U.S. Malls and Premium Outlets Operating Statistics
- Occupancy was 95.8% at December 31,
2023, compared to 94.9% at December
31, 2022, an increase of 90 basis points.
- Base minimum rent per square foot was $56.82 at December 31,
2023, compared to $55.13 at
December 31, 2022, an increase of
3.1%.
- Reported retailer sales per square foot was $743 for the trailing 12 months ended
December 31, 2023, a decrease of 1.3%
compared to 2022.
Capital Markets and Balance Sheet Liquidity
The Company was active in both the secured and unsecured credit
markets in 2023.
During the year, the Company completed three senior notes
offerings totaling $3.1 billion, with
a weighted average coupon rate of 5.36% and a weighted average term
of 15.6 years. The Company also completed 16 non-recourse mortgage
loans totaling approximately $1.73
billion (U.S. dollar equivalent), of which Simon's share was
$954 million. The weighted
average interest rate on the mortgage loans was 6.53%. The Company
also closed on a new, upsized $5.0
billion multi-currency unsecured revolving credit
facility.
As of December 31, 2023, Simon had
approximately $10.9 billion of
liquidity consisting of $2.8 billion
of cash on hand, including its share of joint venture cash, and
$8.1 billion of available capacity
under its revolving credit facilities.
Dividends
Today, Simon's Board of Directors declared a
quarterly common stock dividend of $1.95 for the first quarter of 2024. This
is an increase of $0.15, or 8.3%
year-over-year. The dividend will be payable on March 29, 2024 to shareholders of record on
March 8, 2024.
Simon's Board of Directors declared the quarterly dividend on
its 8 3/8% Series J Cumulative Redeemable Preferred Stock (NYSE:
SPGPrJ) of $1.046875 per share,
payable on March 29, 2024 to
shareholders of record on March 15,
2024.
2024 Guidance
The Company currently estimates net income to be within a range
of $6.45 to $6.70 per diluted share and FFO to be within a
range of $11.85 to $12.10 per diluted share for the year ending
December 31, 2024.
The following table provides the GAAP to non-GAAP reconciliation
for the expected range of estimated net income attributable to
common stockholders per diluted share to FFO per diluted share:
For the year ending
December 31, 2024
|
|
|
|
|
Low
End
|
|
High
End
|
Estimated net income
attributable to common stockholders
per diluted share
|
$6.45
|
|
$6.70
|
Depreciation and
amortization including Simon's share
of unconsolidated entities
|
5.40
|
|
5.40
|
Estimated FFO per
diluted share
|
$11.85
|
|
$12.10
|
Conference Call
Simon will hold a conference call to discuss the quarterly
financial results today from 5:00 p.m. to 6:00 p.m. Eastern Time, Monday, February 5, 2024. A live webcast of
the conference call will be accessible in listen-only mode at
investors.simon.com. An audio replay of the conference call
will be available until February 12,
2024. To access the audio replay, dial 1-844-512-2921
(international +1-412-317-6671) passcode 13743637.
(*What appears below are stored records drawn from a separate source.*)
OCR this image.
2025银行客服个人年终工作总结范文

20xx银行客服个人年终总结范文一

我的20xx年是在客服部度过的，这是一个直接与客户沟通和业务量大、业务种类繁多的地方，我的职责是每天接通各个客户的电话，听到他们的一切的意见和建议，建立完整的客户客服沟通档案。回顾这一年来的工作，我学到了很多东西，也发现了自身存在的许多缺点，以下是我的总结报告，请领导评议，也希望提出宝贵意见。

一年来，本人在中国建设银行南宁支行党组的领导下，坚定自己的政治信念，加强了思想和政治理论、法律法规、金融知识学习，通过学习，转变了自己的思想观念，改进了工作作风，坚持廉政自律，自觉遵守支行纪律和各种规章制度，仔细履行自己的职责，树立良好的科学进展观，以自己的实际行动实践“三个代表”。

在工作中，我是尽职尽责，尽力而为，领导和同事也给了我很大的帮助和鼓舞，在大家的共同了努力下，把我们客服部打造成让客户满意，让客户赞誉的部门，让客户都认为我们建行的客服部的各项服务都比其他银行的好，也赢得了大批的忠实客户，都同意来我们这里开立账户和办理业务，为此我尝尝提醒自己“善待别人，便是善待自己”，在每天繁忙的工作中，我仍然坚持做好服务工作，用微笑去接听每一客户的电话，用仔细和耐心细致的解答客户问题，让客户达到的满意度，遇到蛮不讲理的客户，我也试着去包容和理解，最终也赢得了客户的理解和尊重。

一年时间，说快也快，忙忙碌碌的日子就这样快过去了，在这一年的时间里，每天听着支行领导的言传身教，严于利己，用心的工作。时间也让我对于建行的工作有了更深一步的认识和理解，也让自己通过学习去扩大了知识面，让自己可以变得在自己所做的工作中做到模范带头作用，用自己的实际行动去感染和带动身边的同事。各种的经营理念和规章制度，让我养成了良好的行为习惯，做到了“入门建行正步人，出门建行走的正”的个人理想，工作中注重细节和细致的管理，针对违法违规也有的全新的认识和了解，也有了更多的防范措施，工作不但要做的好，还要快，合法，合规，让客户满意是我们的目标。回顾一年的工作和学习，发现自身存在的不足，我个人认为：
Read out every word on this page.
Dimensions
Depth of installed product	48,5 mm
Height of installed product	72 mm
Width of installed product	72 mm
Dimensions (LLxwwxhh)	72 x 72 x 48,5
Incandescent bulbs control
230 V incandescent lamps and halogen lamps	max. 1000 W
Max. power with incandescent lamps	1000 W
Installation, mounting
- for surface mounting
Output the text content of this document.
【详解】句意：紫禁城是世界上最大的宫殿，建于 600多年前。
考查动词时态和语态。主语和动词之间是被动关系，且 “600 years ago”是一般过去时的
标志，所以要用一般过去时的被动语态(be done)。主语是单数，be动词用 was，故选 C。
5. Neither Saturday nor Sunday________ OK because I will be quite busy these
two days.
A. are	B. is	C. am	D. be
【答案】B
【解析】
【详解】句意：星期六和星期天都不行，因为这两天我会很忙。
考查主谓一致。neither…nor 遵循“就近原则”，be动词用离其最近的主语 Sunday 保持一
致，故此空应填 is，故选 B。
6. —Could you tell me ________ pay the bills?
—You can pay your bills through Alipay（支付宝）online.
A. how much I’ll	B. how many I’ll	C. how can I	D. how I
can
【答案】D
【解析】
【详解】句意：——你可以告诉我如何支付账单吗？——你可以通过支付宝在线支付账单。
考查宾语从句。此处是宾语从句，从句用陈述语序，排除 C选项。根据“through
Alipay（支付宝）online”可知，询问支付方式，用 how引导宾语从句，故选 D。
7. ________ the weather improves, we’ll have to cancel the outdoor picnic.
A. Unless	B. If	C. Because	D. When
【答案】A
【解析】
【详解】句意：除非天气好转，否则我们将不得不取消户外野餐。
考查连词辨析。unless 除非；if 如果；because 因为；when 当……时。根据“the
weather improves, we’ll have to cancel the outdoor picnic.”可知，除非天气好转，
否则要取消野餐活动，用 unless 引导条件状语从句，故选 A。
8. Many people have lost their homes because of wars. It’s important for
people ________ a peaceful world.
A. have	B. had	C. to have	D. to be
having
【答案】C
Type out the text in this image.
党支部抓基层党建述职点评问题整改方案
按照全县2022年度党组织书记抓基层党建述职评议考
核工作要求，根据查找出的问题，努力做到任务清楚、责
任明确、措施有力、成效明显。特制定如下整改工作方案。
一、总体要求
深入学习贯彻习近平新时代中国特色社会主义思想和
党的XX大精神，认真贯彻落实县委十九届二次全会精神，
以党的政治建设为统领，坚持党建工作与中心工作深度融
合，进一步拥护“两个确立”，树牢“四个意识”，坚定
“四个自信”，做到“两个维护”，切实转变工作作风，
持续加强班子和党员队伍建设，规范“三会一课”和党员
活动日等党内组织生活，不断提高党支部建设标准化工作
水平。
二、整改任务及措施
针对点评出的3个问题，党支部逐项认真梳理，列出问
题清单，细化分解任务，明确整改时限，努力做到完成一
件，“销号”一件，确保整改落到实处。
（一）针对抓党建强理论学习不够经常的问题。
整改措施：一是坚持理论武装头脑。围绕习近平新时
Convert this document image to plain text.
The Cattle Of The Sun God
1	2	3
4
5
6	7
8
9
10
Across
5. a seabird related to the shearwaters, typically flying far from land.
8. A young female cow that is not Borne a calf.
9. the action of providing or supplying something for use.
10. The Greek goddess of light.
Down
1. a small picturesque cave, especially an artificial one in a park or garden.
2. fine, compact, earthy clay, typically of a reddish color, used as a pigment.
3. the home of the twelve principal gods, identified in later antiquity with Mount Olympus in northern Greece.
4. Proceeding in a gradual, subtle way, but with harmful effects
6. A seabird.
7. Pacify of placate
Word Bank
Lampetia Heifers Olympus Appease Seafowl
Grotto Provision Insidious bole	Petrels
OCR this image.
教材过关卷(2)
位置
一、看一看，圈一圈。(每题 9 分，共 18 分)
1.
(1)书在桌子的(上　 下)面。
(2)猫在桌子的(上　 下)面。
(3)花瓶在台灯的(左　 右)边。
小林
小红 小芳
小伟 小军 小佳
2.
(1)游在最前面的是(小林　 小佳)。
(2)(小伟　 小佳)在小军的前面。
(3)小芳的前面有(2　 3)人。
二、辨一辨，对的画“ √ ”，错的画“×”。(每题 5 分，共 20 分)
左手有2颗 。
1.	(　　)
Supplemental Materials and Website
Supplemental information on our fourth quarter 2023 performance
is available at investors.simon.com. This information has also been
furnished to the SEC in a current report on Form 8-K.
We routinely post important information online on our investor
relations website, investors.simon.com. We use this website, press
releases, SEC filings, quarterly conference calls, presentations
and webcasts to disclose material, non-public information in
accordance with Regulation FD. We encourage members of the
investment community to monitor these distribution channels for
material disclosures. Any information accessed through our website
is not incorporated by reference into, and is not a part of, this
document.
Non-GAAP Financial Measures
This press release includes FFO, FFO per share and portfolio NOI
growth which are financial performance measures not defined by
generally accepted accounting principles in the United States ("GAAP"). Reconciliations of
these non-GAAP financial measures to the most directly comparable
GAAP measures are included in this press release and in Simon's
supplemental information for the quarter. FFO and NOI growth
are financial performance measures widely used in the REIT
industry. Our definitions of these non-GAAP measures may not be the
same as similar measures reported by other REITs.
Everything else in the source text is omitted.